ECLI:NL:RBROT:2001:AB2854

Rechtbank Rotterdam

Datum uitspraak
26 juli 2001
Publicatiedatum
4 april 2013
Zaaknummer
TELEC 01/518-SIMO
Instantie
Rechtbank Rotterdam
Type
Uitspraak
Rechtsgebied
Bestuursrecht
Procedures
  • Eerste aanleg - meervoudig
Rechters
  • mr. drs. Th.G.M. Simons
  • mr. E.I. van den Bos-Boomsma
  • mr. H.S.G. Verhoeff
Vindplaatsen
  • Rechtspraak.nl
AI samenvatting door LexboostAutomatisch gegenereerd

Beroep tegen besluit minister van Verkeer en Waterstaat inzake vergoeding voor nummertoezicht op GSM-vergunning

In deze zaak gaat het om een beroep van Libertel N.V. tegen een besluit van de minister van Verkeer en Waterstaat over de vergoeding voor nummertoezicht op de GSM-vergunning. De minister had op 27 november 1996 aan Libertel een vergunning verleend voor digitale openbare mobiele telecommunicatiediensten en daarbij 400.000 nummers toegekend en 600.000 nummers gereserveerd. De minister bracht hiervoor een bedrag van f 202.500 in rekening, wat leidde tot bezwaar van Libertel. Het College van Beroep voor het bedrijfsleven verklaarde het beroep van Libertel gegrond en vernietigde het besluit van de minister, waarna de minister een nieuw besluit nam dat de vergoeding voor het toezicht op de toegekende nummers vaststelde op f 20.000.

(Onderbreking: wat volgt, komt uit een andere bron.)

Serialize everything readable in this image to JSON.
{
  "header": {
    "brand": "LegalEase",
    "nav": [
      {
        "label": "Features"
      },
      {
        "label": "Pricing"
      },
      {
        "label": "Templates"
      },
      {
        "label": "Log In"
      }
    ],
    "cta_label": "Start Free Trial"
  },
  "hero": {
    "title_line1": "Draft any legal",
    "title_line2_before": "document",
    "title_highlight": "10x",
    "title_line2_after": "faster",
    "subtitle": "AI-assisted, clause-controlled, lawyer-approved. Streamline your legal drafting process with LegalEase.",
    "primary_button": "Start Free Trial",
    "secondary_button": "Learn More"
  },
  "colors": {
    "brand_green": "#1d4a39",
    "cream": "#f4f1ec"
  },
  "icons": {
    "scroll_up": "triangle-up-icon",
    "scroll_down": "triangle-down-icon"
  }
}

Libertel was het niet eens met dit nieuwe besluit en stelde beroep in. De rechtbank Rotterdam oordeelde dat de minister geen wettelijke grondslag had voor het opleggen van de vergoeding, omdat de Regeling TND 1996 onverbindend was verklaard. De rechtbank stelde vast dat de minister niet bevoegd was om een vergoeding vast te stellen buiten de amvb en de ministeriële regeling om. De rechtbank verklaarde het beroep van Libertel gegrond, vernietigde het bestreden besluit en herstelde het primaire besluit door het bedrag voor de vergoeding op nihil te stellen. Tevens werd de minister veroordeeld in de proceskosten van Libertel.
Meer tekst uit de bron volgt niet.